Allah subhanahu wa ta’ala berfirman:
يَاأَيُّهَا الَّذِينَ آمَنُوا لاَ تَتَّخِذُوا الْيَهُودَ وَالنَّصَارَى
أَوْلِيَاءَ بَعْضُهُمْ أَوْلِيَاءُ بَعْضٍ وَمَنْ يَتَوَلَّهُمْ مِنْكُمْ
فَإِنَّهُ مِنْهُمْ إِنَّ اللهَ لاَ يَهْدِي الْقَوْمَ الظَّالِمِينَ (51)
“Hai orang-orang yang beriman, janganlah kamu mengambil orang-orang
Yahudi dan Nasrani menjadi pemimpin-pemimpin (mu); sebahagian mereka
adalah pemimpin bagi sebahagian yang lain. Barang siapa di antara kamu
mengambil mereka menjadi pemimpin, maka sesungguhnya orang itu termasuk
golongan mereka. Sesungguhnya Allah tidak memberi petunjuk kepada
orang-orang yang lalim.” (QS al-Maidah : 51).
Demikian terjemahan
yang saya kutip dari sebagian versi. Sebagian versi terjemahan,
menerjemahkan, janganlah kamu mengambil orang-orang Yahudi dan Nasrani
menjadi teman setia dan sahabat-sahabat (mu).
Dari kedua versi
terjemahan tersebut, terjemahan manakah yang benar? Atau salahkah
terjemahan auliya’ dengan terjemahan pemimpin-pemimpin (mu)?

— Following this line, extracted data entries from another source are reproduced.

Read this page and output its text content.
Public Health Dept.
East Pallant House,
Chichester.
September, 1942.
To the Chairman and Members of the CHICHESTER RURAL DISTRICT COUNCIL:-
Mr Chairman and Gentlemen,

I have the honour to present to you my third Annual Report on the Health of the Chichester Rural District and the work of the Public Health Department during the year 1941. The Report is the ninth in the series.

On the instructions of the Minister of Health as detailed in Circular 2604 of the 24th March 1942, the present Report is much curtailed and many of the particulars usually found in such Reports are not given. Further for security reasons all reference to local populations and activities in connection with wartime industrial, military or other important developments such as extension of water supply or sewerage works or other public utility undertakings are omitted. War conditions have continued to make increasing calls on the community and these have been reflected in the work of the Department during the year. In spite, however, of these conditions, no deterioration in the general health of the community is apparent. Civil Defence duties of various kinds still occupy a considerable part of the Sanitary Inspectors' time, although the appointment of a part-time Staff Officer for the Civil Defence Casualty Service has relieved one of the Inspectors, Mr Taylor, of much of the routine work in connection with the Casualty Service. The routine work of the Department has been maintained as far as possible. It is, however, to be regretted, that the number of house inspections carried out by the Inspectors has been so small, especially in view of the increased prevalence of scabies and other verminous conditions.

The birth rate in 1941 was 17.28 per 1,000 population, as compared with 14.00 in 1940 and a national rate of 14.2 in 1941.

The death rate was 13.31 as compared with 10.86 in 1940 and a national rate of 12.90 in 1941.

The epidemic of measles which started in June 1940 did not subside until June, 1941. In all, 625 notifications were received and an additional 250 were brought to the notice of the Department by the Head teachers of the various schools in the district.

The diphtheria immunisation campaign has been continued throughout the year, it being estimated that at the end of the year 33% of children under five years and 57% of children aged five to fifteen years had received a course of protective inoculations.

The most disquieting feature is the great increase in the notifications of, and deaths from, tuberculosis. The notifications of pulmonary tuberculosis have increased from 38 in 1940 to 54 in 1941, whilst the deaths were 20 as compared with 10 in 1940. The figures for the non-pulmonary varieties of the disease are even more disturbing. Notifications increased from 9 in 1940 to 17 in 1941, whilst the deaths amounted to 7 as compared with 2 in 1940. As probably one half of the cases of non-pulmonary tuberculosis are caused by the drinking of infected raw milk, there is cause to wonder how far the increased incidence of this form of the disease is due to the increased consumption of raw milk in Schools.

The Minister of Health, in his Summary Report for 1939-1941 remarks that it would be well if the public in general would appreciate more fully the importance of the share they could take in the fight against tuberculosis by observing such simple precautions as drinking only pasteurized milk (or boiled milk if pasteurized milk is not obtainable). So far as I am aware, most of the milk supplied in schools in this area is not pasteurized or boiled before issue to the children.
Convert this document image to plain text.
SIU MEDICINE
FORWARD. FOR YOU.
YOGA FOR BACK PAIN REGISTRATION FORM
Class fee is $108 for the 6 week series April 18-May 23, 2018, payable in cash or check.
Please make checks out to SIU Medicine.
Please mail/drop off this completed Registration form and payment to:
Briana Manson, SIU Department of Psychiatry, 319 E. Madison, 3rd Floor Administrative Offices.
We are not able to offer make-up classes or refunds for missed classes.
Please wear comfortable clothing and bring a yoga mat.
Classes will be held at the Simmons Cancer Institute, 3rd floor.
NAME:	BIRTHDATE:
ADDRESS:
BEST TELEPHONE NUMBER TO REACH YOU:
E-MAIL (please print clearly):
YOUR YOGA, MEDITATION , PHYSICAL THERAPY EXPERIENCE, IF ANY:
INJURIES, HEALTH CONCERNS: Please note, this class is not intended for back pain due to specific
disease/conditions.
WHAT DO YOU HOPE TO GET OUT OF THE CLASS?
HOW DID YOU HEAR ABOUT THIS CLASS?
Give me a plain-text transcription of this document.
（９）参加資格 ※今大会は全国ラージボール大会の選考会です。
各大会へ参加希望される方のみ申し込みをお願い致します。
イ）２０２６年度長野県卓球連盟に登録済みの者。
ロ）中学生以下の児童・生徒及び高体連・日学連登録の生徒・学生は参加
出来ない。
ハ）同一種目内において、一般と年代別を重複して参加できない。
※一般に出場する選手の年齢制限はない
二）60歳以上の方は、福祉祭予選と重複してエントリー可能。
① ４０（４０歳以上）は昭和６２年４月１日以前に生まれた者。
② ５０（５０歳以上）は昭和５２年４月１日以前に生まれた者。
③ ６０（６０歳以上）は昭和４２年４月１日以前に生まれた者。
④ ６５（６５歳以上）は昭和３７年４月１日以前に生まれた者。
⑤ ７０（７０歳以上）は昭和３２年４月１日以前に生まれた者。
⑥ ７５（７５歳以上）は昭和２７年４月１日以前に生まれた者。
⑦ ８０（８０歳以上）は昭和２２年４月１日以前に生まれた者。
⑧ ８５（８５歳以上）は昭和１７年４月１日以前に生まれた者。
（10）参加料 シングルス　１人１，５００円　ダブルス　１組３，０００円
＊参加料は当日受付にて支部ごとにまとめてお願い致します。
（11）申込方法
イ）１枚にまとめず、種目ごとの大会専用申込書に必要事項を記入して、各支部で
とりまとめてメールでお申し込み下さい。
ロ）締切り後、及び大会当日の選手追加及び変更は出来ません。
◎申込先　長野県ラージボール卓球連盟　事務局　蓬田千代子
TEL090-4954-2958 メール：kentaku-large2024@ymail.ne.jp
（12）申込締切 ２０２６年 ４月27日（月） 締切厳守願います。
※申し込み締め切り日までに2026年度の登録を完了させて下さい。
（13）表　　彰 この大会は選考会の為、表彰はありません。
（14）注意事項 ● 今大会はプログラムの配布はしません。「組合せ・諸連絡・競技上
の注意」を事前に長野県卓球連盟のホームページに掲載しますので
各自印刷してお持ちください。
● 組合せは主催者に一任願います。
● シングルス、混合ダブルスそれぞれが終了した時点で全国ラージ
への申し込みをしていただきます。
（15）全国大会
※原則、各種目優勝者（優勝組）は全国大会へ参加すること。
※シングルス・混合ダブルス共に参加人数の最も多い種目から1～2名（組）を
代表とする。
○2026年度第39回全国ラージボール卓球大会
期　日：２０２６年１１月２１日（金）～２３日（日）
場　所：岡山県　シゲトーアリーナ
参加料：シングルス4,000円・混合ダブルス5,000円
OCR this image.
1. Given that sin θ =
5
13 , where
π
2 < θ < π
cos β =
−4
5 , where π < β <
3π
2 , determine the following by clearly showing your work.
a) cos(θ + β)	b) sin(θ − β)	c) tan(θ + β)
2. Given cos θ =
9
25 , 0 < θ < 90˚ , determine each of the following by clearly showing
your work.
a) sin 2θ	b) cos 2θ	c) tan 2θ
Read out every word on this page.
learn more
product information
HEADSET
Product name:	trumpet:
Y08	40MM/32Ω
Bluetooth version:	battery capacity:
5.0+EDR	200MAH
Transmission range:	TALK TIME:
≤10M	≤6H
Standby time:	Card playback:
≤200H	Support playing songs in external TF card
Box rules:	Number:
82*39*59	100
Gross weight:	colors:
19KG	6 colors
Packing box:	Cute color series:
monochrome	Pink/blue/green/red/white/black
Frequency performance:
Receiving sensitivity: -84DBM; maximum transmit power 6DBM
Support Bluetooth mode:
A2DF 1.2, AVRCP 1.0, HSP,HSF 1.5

Untuk menjawab kedua pertanyaan ini, marilah kita buka tafsir al-Razi
dan Tafsir al-Jalalain, dua kitab tafsir yang menjadi kajian para ulama
di Indonesia. Dalam tafsir al-Jalalain dijelaskan:
{يأيها
الَّذِينَ آمَنُوا لاَ تَتَّخِذُوا الْيَهُود وَالنَّصَارَى أَوْلِيَاء}
تُوَالُونَهُمْ وَتُوَادُّونَهُمْ {بَعْضهمْ أَوْلِيَاء بَعْض}
لاِتِّحَادِهِمْ فِي الْكُفْر {وَمَنْ يَتَوَلَّهُمْ مِنْكُمْ فَإِنَّهُ
مِنْهُمْ} مِنْ جُمْلَتهمْ {إنَّ اللهَ لاَ يَهْدِي الْقَوْم
الظَّالِمِينَ} بموالاتهم الكفار
“Hai orang-orang yang beriman,
janganlah kamu mengambil orang-orang Yahudi dan Nasrani menjadi auliya’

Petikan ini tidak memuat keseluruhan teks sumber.